Taking all the functional assessments together, “there was no question about efficacy,” Mendel said. He noted that two patients who now have reached five years of follow-up are continuing to show sustained improvements in motor function.

The long-term data showed no new safety signals. The most common side effect related to treatment was vomiting, which usually occurred within the first week after gene therapy treatment and was generally easy to manage, according to Mendel.

At another presentation at the MDA conference, Crystal Proud, MD, a neurologist at Children’s Hospital of The King’s Daughters, in Virginia, discussed data from a Phase 1b open-label clinical trial called ENDEAVOR (NCT04626674), which also is evaluating SRP-9001 in DMD patients. 

The talk was titled “One-year data from ENDEAVOR, a Phase 1b trial of delandistrogene moxeparvovec in patients with DMD.”

Proud shared data from the first group of patients treated in the trial, which included 20 children ages 4 to 7 who were able to walk. All of the patients were given a single dose of SRP-9001, at a dosage slightly lower than was used for the four patients in the proof-of-concept study. 

Plans for commercial version

The gene therapy being used in this study is made through the same process that Sarepta plans to use to make a commercial version if SRP-9001 eventually is approved.

Results showed that the average NSAA score increased by four points in the year following SRP-9001 treatment, a significant improvement compared to data from an external group of similar patients.
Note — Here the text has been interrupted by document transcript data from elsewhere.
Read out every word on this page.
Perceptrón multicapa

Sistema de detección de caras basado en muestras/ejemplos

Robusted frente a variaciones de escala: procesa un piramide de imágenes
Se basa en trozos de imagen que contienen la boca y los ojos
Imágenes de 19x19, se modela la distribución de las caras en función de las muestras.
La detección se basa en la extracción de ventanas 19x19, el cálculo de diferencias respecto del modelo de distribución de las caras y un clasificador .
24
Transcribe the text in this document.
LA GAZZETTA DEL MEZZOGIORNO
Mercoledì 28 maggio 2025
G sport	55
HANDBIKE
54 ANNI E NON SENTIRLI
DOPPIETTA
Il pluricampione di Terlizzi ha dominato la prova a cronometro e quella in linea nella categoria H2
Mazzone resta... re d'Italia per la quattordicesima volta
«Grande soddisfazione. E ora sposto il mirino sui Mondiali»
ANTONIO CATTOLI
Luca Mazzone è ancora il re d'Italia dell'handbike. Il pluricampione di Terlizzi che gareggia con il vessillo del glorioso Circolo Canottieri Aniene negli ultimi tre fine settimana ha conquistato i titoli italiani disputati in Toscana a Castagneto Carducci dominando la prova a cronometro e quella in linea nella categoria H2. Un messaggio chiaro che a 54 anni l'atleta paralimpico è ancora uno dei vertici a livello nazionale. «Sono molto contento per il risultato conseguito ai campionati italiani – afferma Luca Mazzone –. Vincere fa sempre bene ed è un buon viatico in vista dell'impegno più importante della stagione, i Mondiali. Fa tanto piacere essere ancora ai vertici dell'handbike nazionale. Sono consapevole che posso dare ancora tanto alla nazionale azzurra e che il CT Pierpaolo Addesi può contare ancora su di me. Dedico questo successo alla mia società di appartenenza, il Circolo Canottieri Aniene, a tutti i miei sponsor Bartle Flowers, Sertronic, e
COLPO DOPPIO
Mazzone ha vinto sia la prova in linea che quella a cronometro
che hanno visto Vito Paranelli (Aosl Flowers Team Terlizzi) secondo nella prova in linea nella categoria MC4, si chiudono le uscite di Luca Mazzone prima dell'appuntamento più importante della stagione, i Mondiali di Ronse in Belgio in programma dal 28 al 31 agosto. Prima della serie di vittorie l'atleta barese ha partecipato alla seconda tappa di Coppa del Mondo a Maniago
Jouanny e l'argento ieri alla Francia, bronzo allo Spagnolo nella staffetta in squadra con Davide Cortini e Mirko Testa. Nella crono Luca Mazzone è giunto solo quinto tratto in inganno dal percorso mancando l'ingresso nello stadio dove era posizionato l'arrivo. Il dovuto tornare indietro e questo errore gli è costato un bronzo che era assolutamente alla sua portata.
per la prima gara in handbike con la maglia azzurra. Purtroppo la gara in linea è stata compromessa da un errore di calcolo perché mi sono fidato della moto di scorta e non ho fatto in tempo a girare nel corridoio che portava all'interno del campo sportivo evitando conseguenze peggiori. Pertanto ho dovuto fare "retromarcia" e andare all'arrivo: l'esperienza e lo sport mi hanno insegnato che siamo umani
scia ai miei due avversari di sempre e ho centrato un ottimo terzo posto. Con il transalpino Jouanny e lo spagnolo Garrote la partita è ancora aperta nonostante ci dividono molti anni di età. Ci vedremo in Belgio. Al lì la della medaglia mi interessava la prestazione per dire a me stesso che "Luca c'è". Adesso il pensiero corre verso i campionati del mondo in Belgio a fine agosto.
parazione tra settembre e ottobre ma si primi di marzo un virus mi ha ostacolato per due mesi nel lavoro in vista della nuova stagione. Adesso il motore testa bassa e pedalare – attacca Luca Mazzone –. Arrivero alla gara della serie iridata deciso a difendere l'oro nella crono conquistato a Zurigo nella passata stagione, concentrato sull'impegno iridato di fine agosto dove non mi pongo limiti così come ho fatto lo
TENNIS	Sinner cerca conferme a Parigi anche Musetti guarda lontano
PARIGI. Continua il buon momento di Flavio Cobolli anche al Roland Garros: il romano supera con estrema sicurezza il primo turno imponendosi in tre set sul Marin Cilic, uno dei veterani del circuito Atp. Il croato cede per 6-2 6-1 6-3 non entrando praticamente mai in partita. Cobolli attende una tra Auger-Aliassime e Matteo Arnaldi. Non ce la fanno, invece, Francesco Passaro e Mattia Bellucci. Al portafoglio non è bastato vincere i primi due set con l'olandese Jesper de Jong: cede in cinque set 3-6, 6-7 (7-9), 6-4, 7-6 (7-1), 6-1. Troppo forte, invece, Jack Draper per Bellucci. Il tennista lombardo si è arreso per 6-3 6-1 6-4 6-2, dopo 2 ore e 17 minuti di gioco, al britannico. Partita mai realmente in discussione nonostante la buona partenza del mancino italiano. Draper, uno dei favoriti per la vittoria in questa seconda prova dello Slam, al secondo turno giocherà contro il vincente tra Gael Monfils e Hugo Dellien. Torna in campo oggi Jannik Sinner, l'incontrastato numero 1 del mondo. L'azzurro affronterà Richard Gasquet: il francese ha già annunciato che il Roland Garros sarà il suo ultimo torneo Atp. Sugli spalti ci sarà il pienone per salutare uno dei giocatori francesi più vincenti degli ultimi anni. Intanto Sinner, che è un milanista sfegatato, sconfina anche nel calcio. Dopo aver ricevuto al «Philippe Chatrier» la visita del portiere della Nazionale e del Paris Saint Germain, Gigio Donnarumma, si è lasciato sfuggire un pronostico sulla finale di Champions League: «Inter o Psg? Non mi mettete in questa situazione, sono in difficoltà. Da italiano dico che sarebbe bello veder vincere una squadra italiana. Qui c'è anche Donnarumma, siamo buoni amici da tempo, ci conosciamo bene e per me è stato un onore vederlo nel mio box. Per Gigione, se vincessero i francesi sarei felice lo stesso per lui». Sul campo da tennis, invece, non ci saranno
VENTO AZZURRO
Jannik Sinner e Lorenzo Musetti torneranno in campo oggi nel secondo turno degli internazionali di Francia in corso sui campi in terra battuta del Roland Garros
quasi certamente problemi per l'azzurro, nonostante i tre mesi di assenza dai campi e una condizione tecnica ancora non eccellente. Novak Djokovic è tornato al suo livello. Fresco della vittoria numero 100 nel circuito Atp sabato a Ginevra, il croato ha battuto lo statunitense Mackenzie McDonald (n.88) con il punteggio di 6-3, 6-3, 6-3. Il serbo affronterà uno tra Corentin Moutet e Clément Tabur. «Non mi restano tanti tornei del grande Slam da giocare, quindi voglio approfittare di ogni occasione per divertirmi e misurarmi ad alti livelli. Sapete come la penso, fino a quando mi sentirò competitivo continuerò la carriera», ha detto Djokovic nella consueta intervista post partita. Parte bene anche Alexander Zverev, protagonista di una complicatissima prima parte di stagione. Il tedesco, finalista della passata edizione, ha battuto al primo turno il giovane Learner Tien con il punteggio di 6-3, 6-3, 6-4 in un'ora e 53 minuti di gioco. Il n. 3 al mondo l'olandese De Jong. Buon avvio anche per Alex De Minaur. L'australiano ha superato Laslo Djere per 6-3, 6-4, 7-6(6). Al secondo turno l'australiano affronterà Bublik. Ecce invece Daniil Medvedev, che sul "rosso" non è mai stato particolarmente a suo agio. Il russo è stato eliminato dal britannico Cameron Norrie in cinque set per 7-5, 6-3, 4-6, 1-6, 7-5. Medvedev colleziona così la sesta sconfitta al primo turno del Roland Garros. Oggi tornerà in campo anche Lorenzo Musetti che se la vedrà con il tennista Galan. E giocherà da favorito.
“We see that treatment with this intended commercial process [SRP-9001] led to noticeable improvements in motor function over this time period,” Proud said.

Measures of the time it took patients to rise from a lying position or walk 10 meters (almost 33 feet) tended to decrease in the year following SRP-9001. These measures usually increase in DMD boys of this age as the hips become weaker.

Analyses of patients’ tissues showed that the micro-dystrophin protein was being expressed, suggesting the therapy is working as expected.

Data from these patients have identified no new issues related to safety, so far: as in the initial study, the most common side effect was vomiting. There were two serious side effects reported, one instance of severe vomiting and one of liver damage necessitating hospitalization.

“Findings from cohort 1 suggest a similar clinical benefit from the intended commercial process of [SRP-9001] as has been observed in Phase 1 and 2 trials of clinical process material,” Proud concluded.